(STL.News) – “The emergency prohibition of fentanyl analogues expires on February 6 without congressional action. Fentanyl and its analogues are responsible for hundreds of fatal and non-fatal overdoses in the Northern District. Without action by Congress, my partners and I will not have the tools we need to protect families in the Northern District from the onslaught of these extraordinarily dangerous substances.
“We have seen a transition in the source of fentanyl finding its way into communities in the Northern District. Opioids, especially fentanyl, are deadly and are responsible for too many overdoses in the Northern District. It’s everywhere, in every community. Every socio-economic status, group, or class is vulnerable to the trappings of illegal drug use and the death and destruction caused by opioids, especially fentanyl and its analogues.
“In September, I traveled with a delegation to Mexico and saw the labs where the cartels produce this poison that is coming into our nation by the ton. I witnessed firsthand the lengths the drug cartels will go to fuel the disease of addiction. Many of the precursor chemicals used to produce fentanyl are shipped into Mexico from China. I have also spent a career watching the devastation that drug addiction, and inevitable overdose, has on our families, our children, and our communities. The cartels are increasing fentanyl production right now, all destined for the United States. Fentanyl serves as a synthetic wrecking ball to our country and must be policed aggressively so that more Americans are spared the near-certain death that too often stems from its mere presence.
“For your illustration, in 2007 there were 36,000 fatal overdoses in America, with nearly 19,000 from opioids. By 2017, due in part to the introduction of fentanyl, the total number of fatal overdoses spiked to more than 70,000 with over 47,000 resulting from opioids. While the number of fatal overdoses seems to have leveled off, or perhaps is declining, those numbers record levels of fatal overdoses. The Center for Disease Control has found that Alabama had a significant rise in opioid overdose deaths in recent years. Opioids are responsible for 68% of all overdose deaths in United States, with fentanyl being both ubiquitous and deadly. To illustrate further, many of our first responders now carry naloxone to counter the possible deadly effects of coming into contact with fentanyl when treating patients, victims, or just in the collection of evidence after an arrest.

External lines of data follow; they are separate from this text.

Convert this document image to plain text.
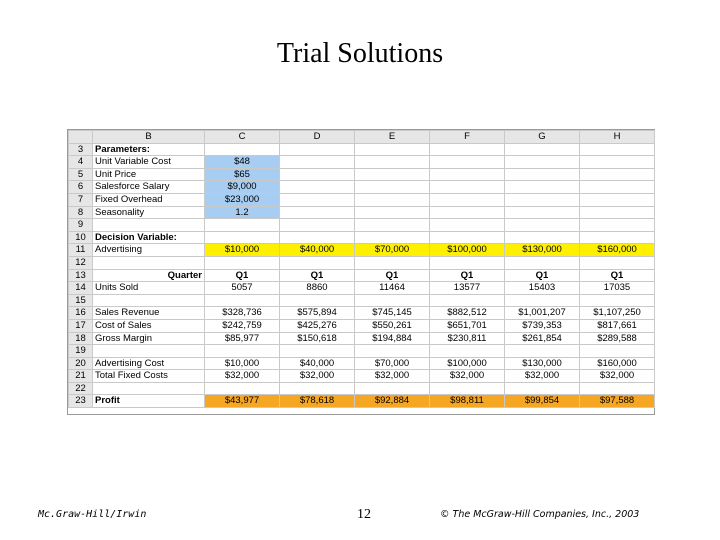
Trial Solutions
	B	C	D	E	F	G	H
3	Parameters:						
4	Unit Variable Cost	$48					
5	Unit Price	$65					
6	Salesforce Salary	$9,000					
7	Fixed Overhead	$23,000					
8	Seasonality	1.2					
9							
10	Decision Variable:						
11	Advertising	$10,000	$40,000	$70,000	$100,000	$130,000	$160,000
12							
13	Quarter	Q1	Q1	Q1	Q1	Q1	Q1
14	Units Sold	5057	8860	11464	13577	15403	17035
15							
16	Sales Revenue	$328,736	$575,894	$745,145	$882,512	$1,001,207	$1,107,250
17	Cost of Sales	$242,759	$425,276	$550,261	$651,701	$739,353	$817,661
18	Gross Margin	$85,977	$150,618	$194,884	$230,811	$261,854	$289,588
19							
20	Advertising Cost	$10,000	$40,000	$70,000	$100,000	$130,000	$160,000
21	Total Fixed Costs	$32,000	$32,000	$32,000	$32,000	$32,000	$32,000
22							
23	Profit	$43,977	$78,618	$92,884	$98,811	$99,854	$97,588
Mc.Graw-Hill/Irwin	12	© The McGraw-Hill Companies, Inc., 2003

“I join my colleagues in the Department of Justice in urging Congress to give us the tools we need to continue our efforts against the distribution of fentanyl and its analogues here in Alabama and across the United States. This fight is far from over. Now is not the time to leave our fight in the dressing room. Congress must take action immediately to extend the scheduling of these dangerous substances. Lives are quite literally at stake.”
Background: In an effort to combat this deadly drug epidemic, DEA issued a temporary emergency two-year order in February 2018 that made all fentanyl-related substances illegal. Our country has seen a marked supply impact from DEA’s temporary scheduling of fentanyl-related substances during the past two years, with a 50 percent decrease in fentanyl-related substances encountered across the United States. However, DEA’s emergency authority expires at midnight on February 6, 2020, unless Congress acts to extend it.